Getting Along on One Income
by Dorothy Moore
We often hear media commentators and others speak of the high cost of living and
the absolute necessity of both parents working out of the home in order to make ends meet.
It is so common that it is almost taken for granted. In fact, with people who are not well-informed,
that is one of the reasons given that homeschool is impossible for many. Of course, everyone
has a little different situation on which to make that decision, but it is very interesting
how many parents somehow work things out so that Mom can be at home with the children.
For one thing, unless mom has unusual skills and is in a very high income bracket,
her take-home pay may actually yield only minimum wages. A few years ago an article was printed
in the financial section of the SUNDAY STAR LEDGER of Jersey City, N.J. in which Charles A.
Jaffe advised parents of new babies to analyze the financial pros and cons, as well as the
emotional cost, of both parents working full time . He quoted financial planner Robert Topping
of R. B. Topping and Co., of Fairfax, VA: "When you add up all the costs that it takes
to have both spouses working, the marginal benefit to the second income may be outweighed by
someone wanting to stay home with the children." It was strongly stated that the second
income may amount to below a minimum wage income, after taxes, child care, commuting costs
and other expenses are considered. Many people are surprised when they sit down and do some
figuring to see how much the second paycheck really brings to the family. It can easily convince
the average person that it isn't worth the hectic lifestyle demanded by both parents having
jobs. We have been aware of many families where Mom has quit her outside job, sometimes highly
paid prestigious positions, to give full-time nurture to her family. Here are letters from
two who made the change:
The sacrifice was financially great. My husband was self-employed, my income as
a special education teacher made up most of our budget plus the insurance. But we prayed and
prayed and prayed! And felt that my staying home with our child was what God wanted. He really
blessed our obedience. My husband was offered a job that was perfect for him. It obviously
came from the Lord because he hadn't pursued it. It was created for him. We have had many things
happen over the last few years that the Lord has orchestrated. B.B., SC
One and a half years ago I decreased my work hours as an RN from 20 hours a week
to 24 hours a month. We did have concerns as to whether we'd be able to afford this change.

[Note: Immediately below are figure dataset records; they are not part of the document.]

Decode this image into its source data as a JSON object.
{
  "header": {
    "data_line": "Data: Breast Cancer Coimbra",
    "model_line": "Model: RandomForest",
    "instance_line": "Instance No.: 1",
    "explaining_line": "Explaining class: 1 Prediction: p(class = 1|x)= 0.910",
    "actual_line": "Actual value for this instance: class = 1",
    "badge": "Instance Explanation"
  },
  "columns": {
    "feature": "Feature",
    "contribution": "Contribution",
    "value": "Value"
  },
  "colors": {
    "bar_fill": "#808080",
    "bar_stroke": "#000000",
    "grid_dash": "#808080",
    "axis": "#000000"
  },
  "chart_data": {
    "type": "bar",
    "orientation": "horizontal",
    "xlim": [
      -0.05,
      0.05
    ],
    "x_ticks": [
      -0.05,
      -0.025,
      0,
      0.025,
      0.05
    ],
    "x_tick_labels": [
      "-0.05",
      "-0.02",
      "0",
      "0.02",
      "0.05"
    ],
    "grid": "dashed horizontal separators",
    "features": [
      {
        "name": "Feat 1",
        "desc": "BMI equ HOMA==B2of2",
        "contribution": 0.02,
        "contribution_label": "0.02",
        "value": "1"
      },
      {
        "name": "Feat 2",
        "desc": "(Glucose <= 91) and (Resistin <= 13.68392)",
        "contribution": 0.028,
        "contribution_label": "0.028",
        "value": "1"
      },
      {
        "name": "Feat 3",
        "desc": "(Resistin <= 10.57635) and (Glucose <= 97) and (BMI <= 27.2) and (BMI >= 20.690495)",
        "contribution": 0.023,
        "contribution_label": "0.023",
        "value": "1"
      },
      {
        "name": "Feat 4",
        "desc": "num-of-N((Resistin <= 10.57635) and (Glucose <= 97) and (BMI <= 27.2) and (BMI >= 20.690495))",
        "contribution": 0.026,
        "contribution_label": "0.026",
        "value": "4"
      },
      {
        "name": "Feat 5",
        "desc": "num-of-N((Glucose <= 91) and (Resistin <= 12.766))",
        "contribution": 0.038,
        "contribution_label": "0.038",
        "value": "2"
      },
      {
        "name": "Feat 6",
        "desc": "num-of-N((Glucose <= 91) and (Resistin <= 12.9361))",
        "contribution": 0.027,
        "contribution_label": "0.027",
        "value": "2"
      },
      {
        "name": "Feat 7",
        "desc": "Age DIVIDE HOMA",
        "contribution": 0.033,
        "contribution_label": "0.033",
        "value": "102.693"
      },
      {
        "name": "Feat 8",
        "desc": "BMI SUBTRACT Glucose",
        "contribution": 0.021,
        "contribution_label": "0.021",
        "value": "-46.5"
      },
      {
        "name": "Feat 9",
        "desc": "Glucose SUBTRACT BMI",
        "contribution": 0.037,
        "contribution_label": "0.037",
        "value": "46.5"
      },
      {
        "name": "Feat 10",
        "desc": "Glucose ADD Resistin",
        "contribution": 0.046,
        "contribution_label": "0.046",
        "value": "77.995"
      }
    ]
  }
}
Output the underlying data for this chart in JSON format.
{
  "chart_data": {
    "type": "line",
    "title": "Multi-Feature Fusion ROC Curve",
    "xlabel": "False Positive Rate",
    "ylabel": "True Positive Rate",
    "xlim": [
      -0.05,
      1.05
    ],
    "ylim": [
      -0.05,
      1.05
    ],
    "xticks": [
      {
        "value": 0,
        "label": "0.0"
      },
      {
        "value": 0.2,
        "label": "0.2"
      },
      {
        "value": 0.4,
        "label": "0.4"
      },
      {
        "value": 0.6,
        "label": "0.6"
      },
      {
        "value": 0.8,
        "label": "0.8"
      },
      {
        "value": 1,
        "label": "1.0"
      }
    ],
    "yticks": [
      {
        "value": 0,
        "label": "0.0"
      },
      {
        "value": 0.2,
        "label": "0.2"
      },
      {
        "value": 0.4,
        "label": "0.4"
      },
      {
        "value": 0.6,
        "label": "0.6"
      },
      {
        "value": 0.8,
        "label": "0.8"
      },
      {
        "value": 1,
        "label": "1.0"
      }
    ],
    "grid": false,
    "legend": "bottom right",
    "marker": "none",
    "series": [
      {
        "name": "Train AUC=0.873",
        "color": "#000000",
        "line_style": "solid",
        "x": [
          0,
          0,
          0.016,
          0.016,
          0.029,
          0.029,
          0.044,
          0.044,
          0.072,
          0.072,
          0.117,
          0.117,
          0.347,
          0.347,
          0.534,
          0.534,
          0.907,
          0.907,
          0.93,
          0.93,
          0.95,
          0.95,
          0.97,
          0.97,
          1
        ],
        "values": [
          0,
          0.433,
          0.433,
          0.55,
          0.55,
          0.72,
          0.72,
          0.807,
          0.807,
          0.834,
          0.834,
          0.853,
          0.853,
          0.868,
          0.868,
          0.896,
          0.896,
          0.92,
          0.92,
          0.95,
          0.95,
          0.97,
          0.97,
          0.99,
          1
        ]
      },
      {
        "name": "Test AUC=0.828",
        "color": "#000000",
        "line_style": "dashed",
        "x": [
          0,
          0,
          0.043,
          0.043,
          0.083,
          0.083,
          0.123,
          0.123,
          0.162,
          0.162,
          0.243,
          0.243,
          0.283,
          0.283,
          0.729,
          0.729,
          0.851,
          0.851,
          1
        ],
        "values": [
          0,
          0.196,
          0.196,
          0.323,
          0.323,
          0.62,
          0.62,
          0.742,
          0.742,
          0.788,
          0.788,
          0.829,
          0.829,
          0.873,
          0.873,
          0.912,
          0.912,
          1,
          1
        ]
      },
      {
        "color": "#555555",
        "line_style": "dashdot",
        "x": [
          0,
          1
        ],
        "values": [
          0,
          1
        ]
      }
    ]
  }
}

Larry Burkett's Book, "Women Leaving the Workplace", was a big encouragement. Well
instead of not enough to eat which was one of our silly fears, we've been blessed to be able
to save more than we ever did when I worked part-time. We just replaced our furnace and added
central air and we've been able to purchase lots of good materials to build our home library
and enhance our home learning. We've been able to sponsor a world vision child in addition
to our tithe at church. God has been generous beyond anything we had expected. Praise Him!
An interesting study took place some time ago which was published in the JOURNAL
OF APPLIED PSYCHOLOGY. According to this analysis of data from a national employment survey,
three psychologists from Rutgers University concluded that a wife's employment had a negative
effect on her husband's health, regardless of the husband's age, income bracket, or educational
level. The study showed that they were less satisfied in their home and work lives than were
the husbands of non-working wives. This was in spite of the fact that they expressed a positive
attitude about their wives working.
This study included 208 husbands whose wives worked at least 20 hours a week for
pay and 408 husbands whose wives were housewives and didn't earn any income. Their conclusion
was that husbands may not object to the employment of their wives, but they seemed to need
to feel that their incomes alone were adequate to meet the family economic needs.